Tragedy highlights need for safety at zoos
Zoo officials around the country say the tragedy at the Pittsburgh Zoo & PPG Aquarium is a stark reminder of the need for safe exhibits.
“There's certainly a lot of reflection going on,” said Jon Glesing, spokesman for the Indianapolis Zoo. “Without question, a lot of zoos are going to look at what they do and make sure that everything humanly possible is being taken care of to ensure the safety of the zoo guests and the animal collection.”
Pittsburgh zoo officials said they would evaluate the safety of the African painted dogs exhibit while investigating the death on Sunday of Maddox Derkosh, 2, who fell into the pen.
Thirty-seven zoos in North America have a combined 63 African painted dogs. The Indianapolis Zoo encloses its two dogs in an exhibit protected by glass 8 to 10 feet tall. A wooden fence separates visitors from the glassed-in area, and barbed wire, some electrified, tops the barrier.
“That's for someone who might do something silly like try to get into the enclosure,” Glesing said.
Patrons can see painted dogs at the Brookfield Zoo near Chicago from across a moat or through glass in a faux mud hut.
“No matter what you do, you don't know what events might create a situation,” said Bill Zeigler, senior vice president of collections and animal care at Brookfield.
Brookfield's dog exhibit has a barrier ranging from 48 to 58 inches high and a six-foot-wide flat area with plants. From there, an empty moat of artificial rock separates visitors.
Like other zoos, Brookfield must meet regulations from the Department of Agriculture and the Association of Zoos and Aquariums. Some zoos also must meet county and state codes, Zeigler said.
The St. Louis Zoo hopes to open an exhibit with four painted dogs in 2014. Zoo spokeswoman Susan Gallagher said a fence at least 11.5 feet high will surround the exhibit. Visitors can see the dogs only through glass in the viewing areas.

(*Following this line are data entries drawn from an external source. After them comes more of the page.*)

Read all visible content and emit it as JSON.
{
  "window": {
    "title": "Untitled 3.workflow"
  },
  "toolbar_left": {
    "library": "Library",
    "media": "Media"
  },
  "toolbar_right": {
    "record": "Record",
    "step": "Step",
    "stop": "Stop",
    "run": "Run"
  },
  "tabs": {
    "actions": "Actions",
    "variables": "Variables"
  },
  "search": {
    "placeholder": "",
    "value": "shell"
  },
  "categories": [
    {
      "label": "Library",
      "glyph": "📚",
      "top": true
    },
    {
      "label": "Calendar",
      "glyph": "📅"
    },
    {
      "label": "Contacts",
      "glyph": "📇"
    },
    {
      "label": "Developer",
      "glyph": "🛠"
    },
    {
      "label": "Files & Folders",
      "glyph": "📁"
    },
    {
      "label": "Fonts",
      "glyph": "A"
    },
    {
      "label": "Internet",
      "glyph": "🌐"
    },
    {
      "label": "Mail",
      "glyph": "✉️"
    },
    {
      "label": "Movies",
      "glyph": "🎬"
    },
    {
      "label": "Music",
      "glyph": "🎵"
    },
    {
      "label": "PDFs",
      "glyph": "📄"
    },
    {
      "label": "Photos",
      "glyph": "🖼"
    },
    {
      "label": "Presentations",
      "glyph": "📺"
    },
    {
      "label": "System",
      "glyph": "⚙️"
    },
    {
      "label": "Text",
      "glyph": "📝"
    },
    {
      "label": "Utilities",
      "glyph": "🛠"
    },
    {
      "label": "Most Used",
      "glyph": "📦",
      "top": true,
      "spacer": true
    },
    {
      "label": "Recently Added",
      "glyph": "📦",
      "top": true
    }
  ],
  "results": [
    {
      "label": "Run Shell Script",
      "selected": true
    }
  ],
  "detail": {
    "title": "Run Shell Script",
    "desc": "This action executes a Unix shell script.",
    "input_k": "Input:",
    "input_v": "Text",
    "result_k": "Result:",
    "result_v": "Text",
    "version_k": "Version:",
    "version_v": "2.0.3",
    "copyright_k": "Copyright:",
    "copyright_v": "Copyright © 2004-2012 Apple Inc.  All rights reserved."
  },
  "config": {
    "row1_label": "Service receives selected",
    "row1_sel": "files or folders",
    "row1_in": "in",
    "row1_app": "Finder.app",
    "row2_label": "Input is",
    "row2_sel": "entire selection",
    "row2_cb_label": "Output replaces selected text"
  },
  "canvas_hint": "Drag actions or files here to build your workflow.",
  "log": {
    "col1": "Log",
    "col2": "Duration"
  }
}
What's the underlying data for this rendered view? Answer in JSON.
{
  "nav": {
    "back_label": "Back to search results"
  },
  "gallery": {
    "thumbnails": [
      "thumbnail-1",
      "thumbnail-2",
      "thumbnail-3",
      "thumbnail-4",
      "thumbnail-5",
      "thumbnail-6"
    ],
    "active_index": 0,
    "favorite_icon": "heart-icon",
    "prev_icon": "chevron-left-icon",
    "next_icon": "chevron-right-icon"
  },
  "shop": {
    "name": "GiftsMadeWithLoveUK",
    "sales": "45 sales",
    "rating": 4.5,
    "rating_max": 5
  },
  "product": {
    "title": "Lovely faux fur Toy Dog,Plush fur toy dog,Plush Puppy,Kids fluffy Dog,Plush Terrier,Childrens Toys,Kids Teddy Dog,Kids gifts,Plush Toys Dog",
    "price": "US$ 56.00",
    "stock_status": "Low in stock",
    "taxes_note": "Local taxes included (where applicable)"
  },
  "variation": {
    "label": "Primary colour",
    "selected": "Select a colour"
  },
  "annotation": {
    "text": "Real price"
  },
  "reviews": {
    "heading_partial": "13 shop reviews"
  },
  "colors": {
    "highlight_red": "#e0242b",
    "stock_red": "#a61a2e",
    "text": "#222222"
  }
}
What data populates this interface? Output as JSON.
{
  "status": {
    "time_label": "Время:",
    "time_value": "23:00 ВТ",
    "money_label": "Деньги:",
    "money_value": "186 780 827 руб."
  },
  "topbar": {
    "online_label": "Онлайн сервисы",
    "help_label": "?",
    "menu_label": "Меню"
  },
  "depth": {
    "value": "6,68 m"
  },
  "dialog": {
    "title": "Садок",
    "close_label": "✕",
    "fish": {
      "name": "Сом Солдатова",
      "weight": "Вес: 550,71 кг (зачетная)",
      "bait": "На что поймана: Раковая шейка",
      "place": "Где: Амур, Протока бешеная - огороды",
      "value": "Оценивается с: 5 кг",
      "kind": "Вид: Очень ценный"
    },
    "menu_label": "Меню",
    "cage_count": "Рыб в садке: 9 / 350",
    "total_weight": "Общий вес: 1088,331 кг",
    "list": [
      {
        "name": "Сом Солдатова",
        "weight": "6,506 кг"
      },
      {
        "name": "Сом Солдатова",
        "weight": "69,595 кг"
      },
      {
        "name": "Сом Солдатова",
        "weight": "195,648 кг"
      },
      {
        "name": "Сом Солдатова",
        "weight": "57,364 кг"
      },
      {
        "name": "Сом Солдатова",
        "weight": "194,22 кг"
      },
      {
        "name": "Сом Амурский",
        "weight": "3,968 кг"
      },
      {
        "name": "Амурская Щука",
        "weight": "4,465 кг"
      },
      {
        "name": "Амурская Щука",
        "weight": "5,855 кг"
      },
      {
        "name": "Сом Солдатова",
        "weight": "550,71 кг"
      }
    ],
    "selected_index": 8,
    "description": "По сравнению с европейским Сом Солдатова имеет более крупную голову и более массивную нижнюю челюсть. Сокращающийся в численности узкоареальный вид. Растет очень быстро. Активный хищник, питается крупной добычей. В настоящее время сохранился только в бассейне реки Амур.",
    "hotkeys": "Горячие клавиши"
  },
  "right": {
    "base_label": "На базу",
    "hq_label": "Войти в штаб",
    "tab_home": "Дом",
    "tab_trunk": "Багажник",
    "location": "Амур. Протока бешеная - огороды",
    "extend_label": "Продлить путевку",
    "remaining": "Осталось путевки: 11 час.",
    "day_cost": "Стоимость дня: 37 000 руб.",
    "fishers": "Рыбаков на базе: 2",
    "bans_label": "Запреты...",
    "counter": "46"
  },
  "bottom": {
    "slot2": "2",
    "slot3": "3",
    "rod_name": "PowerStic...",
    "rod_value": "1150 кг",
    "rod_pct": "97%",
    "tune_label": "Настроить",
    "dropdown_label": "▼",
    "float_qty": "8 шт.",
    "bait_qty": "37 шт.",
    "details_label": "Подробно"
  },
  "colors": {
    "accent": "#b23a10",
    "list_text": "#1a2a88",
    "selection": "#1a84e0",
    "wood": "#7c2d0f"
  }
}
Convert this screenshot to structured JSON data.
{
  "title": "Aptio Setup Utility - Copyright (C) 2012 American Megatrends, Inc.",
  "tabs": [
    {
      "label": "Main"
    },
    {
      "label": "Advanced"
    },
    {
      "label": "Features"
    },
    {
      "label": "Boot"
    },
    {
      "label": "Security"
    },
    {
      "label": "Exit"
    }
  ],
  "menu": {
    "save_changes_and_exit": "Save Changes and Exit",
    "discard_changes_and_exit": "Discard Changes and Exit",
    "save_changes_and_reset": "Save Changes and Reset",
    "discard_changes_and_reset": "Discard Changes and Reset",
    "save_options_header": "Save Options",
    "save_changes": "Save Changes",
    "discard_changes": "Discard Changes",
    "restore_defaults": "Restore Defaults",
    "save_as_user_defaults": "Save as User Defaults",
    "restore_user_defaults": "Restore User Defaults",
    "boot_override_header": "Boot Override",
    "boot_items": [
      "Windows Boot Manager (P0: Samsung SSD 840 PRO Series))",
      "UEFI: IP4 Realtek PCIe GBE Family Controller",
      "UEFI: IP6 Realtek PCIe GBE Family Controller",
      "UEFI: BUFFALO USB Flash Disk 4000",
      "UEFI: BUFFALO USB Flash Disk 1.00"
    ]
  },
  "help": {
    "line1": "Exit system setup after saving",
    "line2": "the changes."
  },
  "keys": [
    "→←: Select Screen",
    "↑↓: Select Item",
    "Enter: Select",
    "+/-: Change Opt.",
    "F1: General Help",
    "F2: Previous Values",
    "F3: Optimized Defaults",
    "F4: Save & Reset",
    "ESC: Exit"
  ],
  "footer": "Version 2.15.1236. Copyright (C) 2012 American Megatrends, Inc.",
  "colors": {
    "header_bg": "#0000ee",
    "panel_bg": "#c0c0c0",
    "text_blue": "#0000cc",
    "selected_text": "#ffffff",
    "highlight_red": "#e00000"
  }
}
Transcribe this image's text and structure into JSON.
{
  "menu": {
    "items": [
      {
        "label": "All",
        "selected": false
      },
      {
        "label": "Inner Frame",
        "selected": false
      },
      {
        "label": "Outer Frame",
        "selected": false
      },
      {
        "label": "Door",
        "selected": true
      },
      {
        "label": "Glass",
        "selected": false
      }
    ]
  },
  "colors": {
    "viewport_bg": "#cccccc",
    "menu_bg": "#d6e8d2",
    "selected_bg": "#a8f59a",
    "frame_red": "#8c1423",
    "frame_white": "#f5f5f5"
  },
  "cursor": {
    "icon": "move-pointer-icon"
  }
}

The USDA conducts annual unannounced inspections of the Pittsburgh Zoo, said spokesman Dave Sacks. An inspector was traveling to the zoo Monday to check for potential problems with the dog exhibit. If the inspector finds potential violations of the federal Animal Welfare Act, the agency would investigate, Sacks said.
Sacks said facilities can avoid penalties if they correct problems. Penalties can range from warning letters to fines and license revocation.
Sacks said the zoo received two warning letters since 1994. Details from the 1994 violation were unavailable. A letter in 2010 warned the zoo to correct fence problems in a goat and sheep fence and deteriorating electrical boxes in a bear enclosure.
“The zoo doesn't have a history of being a bad actor,” he said.